Wednesday, December 4, 2013

2013 practice exam text

PART I. Pick ten terms from the list of twenty below and write, for each of the ten, just one phrase or sentence about what it means and how it functions in a work we have read for this course; give the name of the author of that work (you may but need not give the title of the work as well). A few terms may have more than one right answer (20%).

PART II. Then, from among those ten, pick three and write two or three substantial paragraphs about each, making an argument about how it functions in that work and what it means (45%).

Granny Nanny     The Palace of Green Porcelain

The Avvenger A solar eclipse Beatrice Cyberspace HelthWyzer The Three Laws of Robotics Gelle-Klara Moynlin Lentz


Twitter      Ellador
C. P. (“Cold Pig”)    Joe Chip
River      cognitive estrangement
Ann Clayborne     A sudden shift into color from black and white
Calliagnosia     habermans


PART III. In a cogent essay with a well-supported argument, answer one of the following questions. Your answer should refer to, and demonstrate that you have thought about, at least two works we have read for this course (35%). You may, of course, refer to others. Please do not duplicate in this part the claims that you made in part II (you may refer to the same works); do not simply duplicate arguments you made in the papers you wrote for our course. You may refer to the works on which you wrote papers, though the best essay for this exam would remind us that you have read some other works too.

1. “All sufficiently advanced technology is indistinguishable from magic,” says a claim widely attributed to Arthur C. Clarke (sometimes cited as Clarke’s law).
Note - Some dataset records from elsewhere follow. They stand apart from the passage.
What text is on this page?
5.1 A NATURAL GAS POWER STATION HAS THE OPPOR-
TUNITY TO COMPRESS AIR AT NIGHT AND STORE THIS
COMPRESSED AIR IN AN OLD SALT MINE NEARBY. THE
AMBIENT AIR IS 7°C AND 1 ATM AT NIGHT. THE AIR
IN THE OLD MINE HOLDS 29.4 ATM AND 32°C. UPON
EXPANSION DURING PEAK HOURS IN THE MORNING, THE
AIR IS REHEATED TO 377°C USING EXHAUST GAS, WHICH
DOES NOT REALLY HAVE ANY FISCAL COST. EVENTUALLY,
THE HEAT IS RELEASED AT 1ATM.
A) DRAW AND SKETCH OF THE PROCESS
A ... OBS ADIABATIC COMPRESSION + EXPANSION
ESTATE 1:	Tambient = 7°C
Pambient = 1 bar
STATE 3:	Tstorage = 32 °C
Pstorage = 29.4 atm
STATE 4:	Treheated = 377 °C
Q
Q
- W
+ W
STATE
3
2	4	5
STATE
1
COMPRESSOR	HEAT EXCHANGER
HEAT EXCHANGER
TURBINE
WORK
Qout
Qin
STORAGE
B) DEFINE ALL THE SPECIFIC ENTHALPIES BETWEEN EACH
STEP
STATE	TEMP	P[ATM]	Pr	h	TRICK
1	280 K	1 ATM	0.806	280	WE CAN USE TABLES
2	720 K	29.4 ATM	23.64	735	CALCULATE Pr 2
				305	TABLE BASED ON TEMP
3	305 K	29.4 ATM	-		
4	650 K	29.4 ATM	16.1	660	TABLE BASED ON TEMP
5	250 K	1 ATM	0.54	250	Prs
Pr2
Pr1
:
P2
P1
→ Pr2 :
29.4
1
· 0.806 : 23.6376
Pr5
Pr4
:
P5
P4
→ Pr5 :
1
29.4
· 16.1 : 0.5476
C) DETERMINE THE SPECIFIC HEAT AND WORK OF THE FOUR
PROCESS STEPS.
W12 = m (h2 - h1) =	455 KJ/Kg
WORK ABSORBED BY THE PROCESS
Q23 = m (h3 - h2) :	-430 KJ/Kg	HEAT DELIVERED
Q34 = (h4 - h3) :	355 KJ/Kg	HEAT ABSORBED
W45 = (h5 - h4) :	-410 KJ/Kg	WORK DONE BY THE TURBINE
Does this claim hold, when applied to sf? If not, what’s the difference between sf effects and magic, and how does it affect what sf can do?

2. Can sf depict, with aesthetic power and intellectual conviction, consciousness, intelligence or personality that we can recognize as not human, and as in some important way not like what’s human? If so, how? If not, why do authors keep trying?

3. SF by definition depicts a world in at least one respect (the novum) unlike our own. Does that mean that sf always works as escape, as a way to give readers pleasure by imagining lives outside the real world, real life, real history? If not, why not? If so, is that a problem, or a strength, and either way, why?